Presupposti per l'applicazione del criterio interpretativo del contratto di cui all' art. 1367 cod. civ.: in ogni caso la comune volontà dei contraenti. (Cass. Civ., Sez. II, sent. n. 7791 del 27 marzo 2013)

In tema di interpretazione del contratto, il criterio ermeneutico contenuto nell'art. 1367 c.c., secondo il quale, nel dubbio, il contratto o le singole clausole devono interpretarsi nel senso in cui possono avere qualche effetto, anziché in quello secondo cui non ne avrebbero alcuno, va inteso non già nel senso che è sufficiente il conseguimento di qualsiasi effetto utile per una clausola, per legittimarne una qualsiasi interpretazione pur contraria alle locuzioni impiegate dai contraenti, ma che, nei casi dubbi, tra possibili interpretazioni, deve tenersi conto degli inconvenienti cui può portare una o più di esse e, perciò, evitando di adottare una soluzione che la renda improduttiva di effetti.

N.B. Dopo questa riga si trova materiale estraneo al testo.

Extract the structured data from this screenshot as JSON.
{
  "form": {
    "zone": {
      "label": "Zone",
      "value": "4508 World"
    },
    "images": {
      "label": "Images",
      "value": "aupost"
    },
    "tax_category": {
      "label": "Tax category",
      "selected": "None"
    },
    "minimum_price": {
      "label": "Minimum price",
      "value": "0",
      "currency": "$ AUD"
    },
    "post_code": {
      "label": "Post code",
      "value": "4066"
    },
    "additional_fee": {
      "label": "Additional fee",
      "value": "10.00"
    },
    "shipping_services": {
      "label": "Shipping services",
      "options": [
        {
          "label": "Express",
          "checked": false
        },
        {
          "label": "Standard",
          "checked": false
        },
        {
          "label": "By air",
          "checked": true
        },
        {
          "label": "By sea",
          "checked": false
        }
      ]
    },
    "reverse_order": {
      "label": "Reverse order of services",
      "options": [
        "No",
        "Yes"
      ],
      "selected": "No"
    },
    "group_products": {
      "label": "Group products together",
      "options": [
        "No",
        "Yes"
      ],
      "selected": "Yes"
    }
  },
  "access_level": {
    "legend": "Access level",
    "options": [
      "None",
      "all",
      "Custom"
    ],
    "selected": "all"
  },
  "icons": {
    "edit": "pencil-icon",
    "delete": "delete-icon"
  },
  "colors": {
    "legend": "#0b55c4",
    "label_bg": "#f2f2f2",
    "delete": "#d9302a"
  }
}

Ne consegue che detto criterio, sussidiario rispetto a quello di cui all'art. 1362, comma I, c.c., condivide il limite comune agli altri criteri sussidiari, secondo cui la conservazione del contratto, cui esso è rivolto, non può essere autorizzata attraverso una interpretazione sostitutiva della volontà delle parti, dovendo in tal caso il Giudice evitarla e dichiarare, ove ne ricorrano gli estremi, la nullità del contratto.

Commento

(di Daniele Minussi)
Che il filo conduttore di ciascuna delle regole di interpretazione del contratto sia il rinvenimento comunque di una comune volontà dei contraenti è cosa invero scontata. Ciò anche quando la regola ermeneutica legale consista nello specifico criterio di cui all'art.1367 cod.civ.. In altri termini, la ricerca di un effetto utile deve comunque essere supportata da una comune volontà che sia distintamente decifrabile.
Nella fattispecie, si trattava di stabilire la valenza giuridica di una scrittura unilateralmente confezionata con la quale una persona in età avanzata aveva disposto della propria abitazione in favore di una coppia di badanti. Questi ultimi, terminato prematuramente il rapporto, avevano ambientato la scrittura nell'ambito di un contratto di assistenza con il quale da una parte l'anziana avrebbe loro concesso in usufrutto alcuni locali a fronte delle loro prestazioni, diritto che sarebbe diventato "pieno" alla morte della beneficiaria delle prestazioni, dall'altra parte gli stessi si impegnavano a prestare cura e ad assistere la predetta.
Forse sarebbe bastato, per dirimere la questione, evocare la parallela nullità del testamento costituente adempimento di patto successorio obbligatorio e del preesistente accordo verbale inteso alla costituzione dell'usufrutto a cagione del difetto di forma scritta.